I will press rewind and start again. I will bring the House with me on this journey.
I welcome the opportunity to present these three sets of proposed planning and development amendment regulations to the House. The regulations were considered by the Joint Committee on Housing, Planning and Local Government last Tuesday when I had detailed discussions on them with the members. Many members of the committee were broadly supportive of the proposals contained in the three sets of proposed regulations and we got agreement on them. I will take a few moments to give an overview of each set of regulations, all of which contain very important provisions and touch on a number of points raised by the committee. At the outset, I note that the draft regulations do not propose to provide blanket exemptions, rather, it is the case that each set of exemptions have specific conditions or limitations which will apply. In addition, they are also subject to general restrictions and exemptions as set out in the Planning Acts or regulation, for example, development shall not be exempted development if an environmental impact assessment or an appropriate assessment is required. In addition, where a particular type of development is not covered by an exemption, planning permission will still need to be sought in the normal course.
The first set of proposed regulations, namely, the Planning and Development (Amendment) Regulations 2018, relate to the provision of a number of exemptions for development works undertaken by Irish Water in the provision of water services. This involves the insertion of a dedicated new class of exempted development, namely, class 58, in Part 1 of the Schedule to the principal regulations. The proposed exemptions will permit Irish Water to undertake works relating to its normal day-to-day activities without the need to obtain planning permission from the relevant local authority. This was raised at the committee in which regard I note that the provision is in line with the exemptions local authorities had previously. It is nothing more or less than local authorities always had. That concern was raised at the committee and, as such, I clarify it again here.
The second set of regulations, namely, the Planning and Development (Amendment) (No. 2) Regulations 2018, propose to provide an exemption in respect of the need to obtain planning permission for change of use and any related works in respect of converting to residential use certain vacant commercial premises, including vacant spaces over shops. These proposals emanate from a commitment in action 5.9 of Rebuilding Ireland to bring forward proposals in this regard and in the Action Plan for Rural Development as well as from a similar proposal in a Bill brought forward by Deputies Barry Cowen and Pat Casey of Fianna Fáil in 2017. There is a threefold benefit to the regulations. First, they will bring on stream urgently needed housing supply in high-demand areas; second, they will maximise the use of vacant and underutilised spaces; and, third, they will rejuvenate and breathe new life into inner core urban areas in towns and cities nationally.
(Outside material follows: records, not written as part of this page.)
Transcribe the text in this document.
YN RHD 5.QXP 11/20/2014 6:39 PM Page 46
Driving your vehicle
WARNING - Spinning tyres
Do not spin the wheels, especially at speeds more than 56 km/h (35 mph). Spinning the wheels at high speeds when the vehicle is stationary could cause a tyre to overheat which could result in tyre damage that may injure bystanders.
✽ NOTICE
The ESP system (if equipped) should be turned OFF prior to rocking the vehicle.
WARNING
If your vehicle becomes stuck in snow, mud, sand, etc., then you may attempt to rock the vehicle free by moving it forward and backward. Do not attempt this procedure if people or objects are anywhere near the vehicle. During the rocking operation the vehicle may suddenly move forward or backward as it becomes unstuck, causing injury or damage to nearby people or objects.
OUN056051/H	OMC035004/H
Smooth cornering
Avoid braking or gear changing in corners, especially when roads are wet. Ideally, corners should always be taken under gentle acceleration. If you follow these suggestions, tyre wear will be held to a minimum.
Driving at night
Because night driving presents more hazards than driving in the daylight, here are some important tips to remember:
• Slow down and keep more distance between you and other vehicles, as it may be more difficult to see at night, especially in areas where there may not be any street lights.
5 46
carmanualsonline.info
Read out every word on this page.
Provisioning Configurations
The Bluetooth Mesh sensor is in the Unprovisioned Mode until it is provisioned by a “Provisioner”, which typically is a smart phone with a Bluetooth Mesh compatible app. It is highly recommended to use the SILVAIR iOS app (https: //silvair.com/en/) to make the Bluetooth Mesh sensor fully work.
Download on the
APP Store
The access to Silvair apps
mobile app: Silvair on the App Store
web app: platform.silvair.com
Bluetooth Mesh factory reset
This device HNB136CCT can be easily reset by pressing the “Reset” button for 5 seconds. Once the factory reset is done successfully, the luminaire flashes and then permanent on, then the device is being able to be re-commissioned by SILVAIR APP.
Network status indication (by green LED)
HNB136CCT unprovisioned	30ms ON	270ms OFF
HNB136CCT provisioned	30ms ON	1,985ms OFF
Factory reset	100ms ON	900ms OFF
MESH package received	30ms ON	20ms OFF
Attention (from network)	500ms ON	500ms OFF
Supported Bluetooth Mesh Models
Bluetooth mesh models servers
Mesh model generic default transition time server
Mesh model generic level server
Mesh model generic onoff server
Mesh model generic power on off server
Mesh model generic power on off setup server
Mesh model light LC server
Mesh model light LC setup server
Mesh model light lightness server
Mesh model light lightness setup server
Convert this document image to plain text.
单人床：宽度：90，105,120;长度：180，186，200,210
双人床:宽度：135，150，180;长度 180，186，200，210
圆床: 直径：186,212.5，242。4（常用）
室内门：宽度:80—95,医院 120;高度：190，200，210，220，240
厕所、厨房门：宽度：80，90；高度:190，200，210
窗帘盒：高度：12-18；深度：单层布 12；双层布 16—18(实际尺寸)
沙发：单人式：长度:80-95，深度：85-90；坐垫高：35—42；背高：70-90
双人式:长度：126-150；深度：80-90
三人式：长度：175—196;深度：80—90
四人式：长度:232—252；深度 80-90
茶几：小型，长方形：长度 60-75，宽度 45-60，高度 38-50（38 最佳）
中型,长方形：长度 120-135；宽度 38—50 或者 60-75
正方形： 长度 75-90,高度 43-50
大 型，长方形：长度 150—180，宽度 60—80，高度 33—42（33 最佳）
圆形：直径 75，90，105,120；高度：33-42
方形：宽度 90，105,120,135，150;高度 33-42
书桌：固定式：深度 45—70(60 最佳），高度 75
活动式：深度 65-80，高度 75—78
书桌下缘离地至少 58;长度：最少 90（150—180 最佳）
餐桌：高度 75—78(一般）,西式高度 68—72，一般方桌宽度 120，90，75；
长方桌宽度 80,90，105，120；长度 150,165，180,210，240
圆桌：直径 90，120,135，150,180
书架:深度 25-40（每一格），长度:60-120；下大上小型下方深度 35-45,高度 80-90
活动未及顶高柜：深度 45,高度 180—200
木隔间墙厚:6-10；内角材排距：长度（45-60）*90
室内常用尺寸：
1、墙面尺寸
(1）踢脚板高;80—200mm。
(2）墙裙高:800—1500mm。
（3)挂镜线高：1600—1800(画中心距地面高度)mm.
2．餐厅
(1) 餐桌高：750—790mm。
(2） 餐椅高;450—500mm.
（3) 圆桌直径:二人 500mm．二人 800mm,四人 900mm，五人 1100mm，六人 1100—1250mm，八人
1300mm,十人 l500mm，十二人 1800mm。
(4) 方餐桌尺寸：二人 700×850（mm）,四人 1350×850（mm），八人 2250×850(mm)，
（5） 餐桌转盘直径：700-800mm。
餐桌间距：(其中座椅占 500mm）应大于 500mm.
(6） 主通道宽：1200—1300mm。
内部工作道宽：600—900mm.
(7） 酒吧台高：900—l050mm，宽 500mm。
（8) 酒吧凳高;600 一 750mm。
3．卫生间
The draft regulations propose that after they come into operation, the exemption will apply for a limited period ending in December 2021, which is concurrent with the lifetime of Rebuilding Ireland. This is with a view to encouraging the commencement and undertaking of the necessary conversion works as soon as possible and while increased housing supply is much needed. It will apply to commercial buildings which have been lying vacant for at least two years. While the proposed exemption relates primarily to works to the interior of such buildings, it is proposed that some limited alterations to the exteriors of such buildings will also be permitted subject to the requirement that such alterations are in keeping with the building and neighbouring properties.
The regulations also propose that a number of conditions will apply to exempted development works. As such, these are not blanket exemptions. One condition is that a maximum of nine residential units may be provided in any one building. Specified minimum standards relating to floor areas, storage space and the provision of natural light must also be met for each unit, thereby enhancing residential amenity for occupants. On that point and following the discussions last Tuesday when concerns were voiced that the proposed planning exemptions might result in the application of lower building standards for residential units, I stress, as I did at the committee, that this exemption only removes the requirement to obtain planning permission. Importantly, I emphasise that development works to vacant commercial buildings which are being converted to residential use under the proposed planning exemptions will still have to comply with the requirements of the building regulations. The standard building control procedures and supplementary statutory guidance on safety, including fire safety, structural stability and ventilation, etc., will apply. The draft regulations will not in any way change or diminish the relevant statutory building control requirements whereby all conversion works for this type of development will still require a design certifier, an assigned certifier, inspection plans during the undertaking of the works and statutory certification of compliance on completion. This is to ensure that the relevant building control standards are complied with - that is absolutely the case. There is no doubting it.
As I mentioned to the committee last Tuesday, the building control standards generally relate to new build construction. To facilitate the development of existing vacant buildings for residential use, a working group, chaired by my Department, was established in late 2017 to develop new guidance to provide clarity on the regulatory requirements which will apply in these circumstances and to provide advice on how best to facilitate the reuse or development of underutilised older buildings. It is intended that this revised guidance will be finalised in the coming months to supplement the exempted development planning regulations before the House. This is an issue the committee discussed previously in the context of the Fianna Fáil Bill. We can discuss the guidelines at the committee again, but in their absence, the existing rules are there. I cannot be clearer on that. I hope that brings clarity to the issue for the House.